Les critiques des données disent que les études ne peuvent absolument pas établir que la fessée est la cause de ces problèmes, mais l’association est aussi bonne que ce que nous pourrons jamais obtenir. Aucune institution n’approuvera jamais une étude dans laquelle la moitié des enfants reçoivent une fessée et l’autre moitié non, juste pour enregistrer les différences de comportement.
Maintenant, quand je conseille les familles en tant que pédiatre, je parle de la fessée comme d’un facteur de risque et d’un pari inutile.
La fessée ne fonctionne pas à long terme
Un autre ensemble de données montre que la fessée n’entraîne pas de changement de comportement à long terme.
Heureusement pour moi, la fessée n’était pas la seule chose que mes parents ont fait dans leurs efforts pour faire de moi la femme que je suis aujourd’hui. Ils ont été une source inconditionnelle et constante d’amour et de soutien, m’enseignant la gentillesse, le respect et le travail acharné en modélisant eux-mêmes ces valeurs.
J’ai tout appris de ces moments et rien de la fessée. Lorsque mes parents me donnaient une fessée, je leur en voulais immédiatement. Je devenais la victime. Et une fois que j’ai été victime, j’ai cessé d’écouter.
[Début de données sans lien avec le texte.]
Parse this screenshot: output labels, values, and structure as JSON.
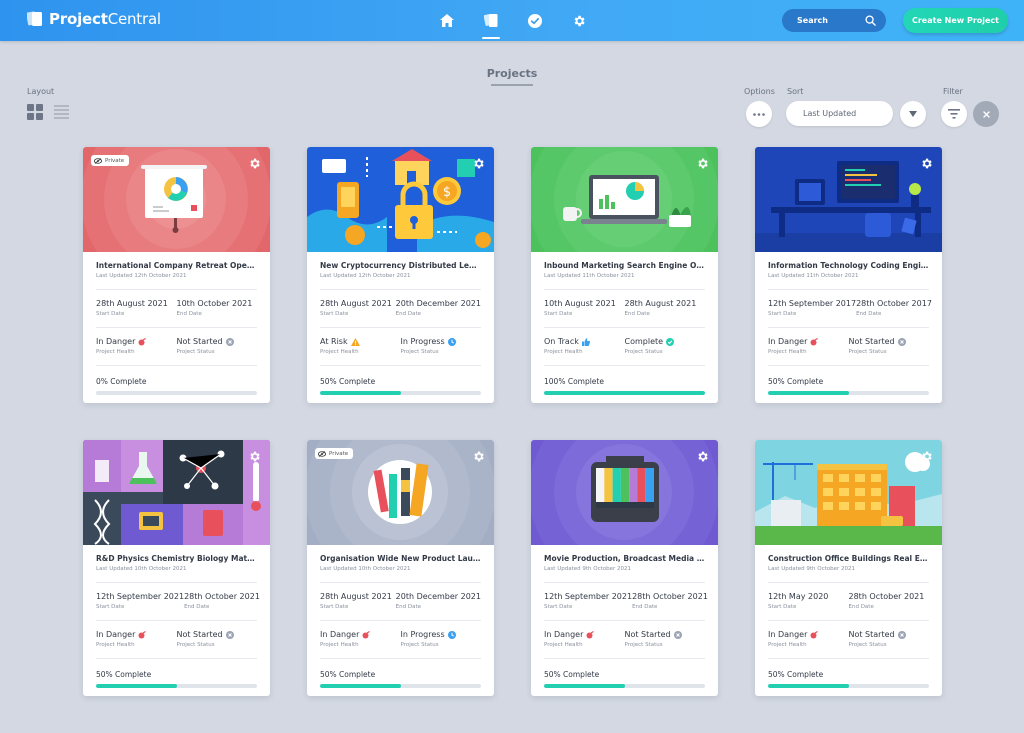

Sûr, ils ont obtenu mon attention, et j’ai arrêté de mal me comporter dans les quelques minutes qui suivaient une fessée. En en parlant à mes parents maintenant, ils disent que la fessée était une sorte de résolution, une conséquence tangible à notre mauvaise conduite. Mon père a dit qu’il détestait devoir nous punir, qu’il se sentait coupable et qu’il savait toujours que nous recommencerions.
Et il avait raison. Je me souviens distinctement avoir pensé : » en fait, ça n’a pas fait si mal que ça. Je peux continuer à mal me conduire. »
Ma soeur était encore plus intelligente. Quand elle savait qu’une fessée allait arriver, elle courait et mettait le jean le plus épais qu’elle possédait. Puis elle continuait à mal se comporter.
Non seulement il y a des données disant que la fessée ne fonctionne pas, mais il y en a encore plus pour les méthodes qui fonctionnent, basées sur la compréhension du cerveau et du développement des enfants que nous offre la science moderne.
Ces méthodes incluent l’ignorance des comportements qui ne sont pas dangereux (après tout, les enfants aiment l’attention), qu’elle soit positive ou négative. Un autre favori est le temps d’arrêt. Je demande aux familles de les pratiquer à l’avance en répétant une crise de colère et les outils pour se calmer.
Qu’importe la méthode qu’elles choisissent, je conseille aux familles de prendre du recul et de penser à leur objectif à long terme.
Le but est d’enseigner, pas de punir
Je crois que mes parents, comme les nombreux parents que j’ai conseillés sur la discipline en tant que pédiatre, voulaient m’enseigner le bien du mal lorsqu’ils me donnaient la fessée.
Mais dans le feu de l’action, il est facile de perdre de vue l’objectif et de se concentrer sur la punition à la place. Et c’est le problème avec la punition : Elle n’est jamais planifiée et réfléchie à l’avance.
Les partisans des châtiments corporels paraphrasent souvent les Proverbes 22:15 de la Bible : « La folie est attachée au cœur de l’enfant, mais la verge de la discipline la chassera loin. »
En tant que fervent catholique moi-même, je sais aussi que le mot discipline vient du mot latin « disciplinare », qui signifie enseigner ou former, un peu comme un disciple suit un enseignant.
Les enfants sont dignes de compassion. Leurs fortes volontés ne sont pas quelque chose à chasser au loin mais quelque chose à chérir et à guider.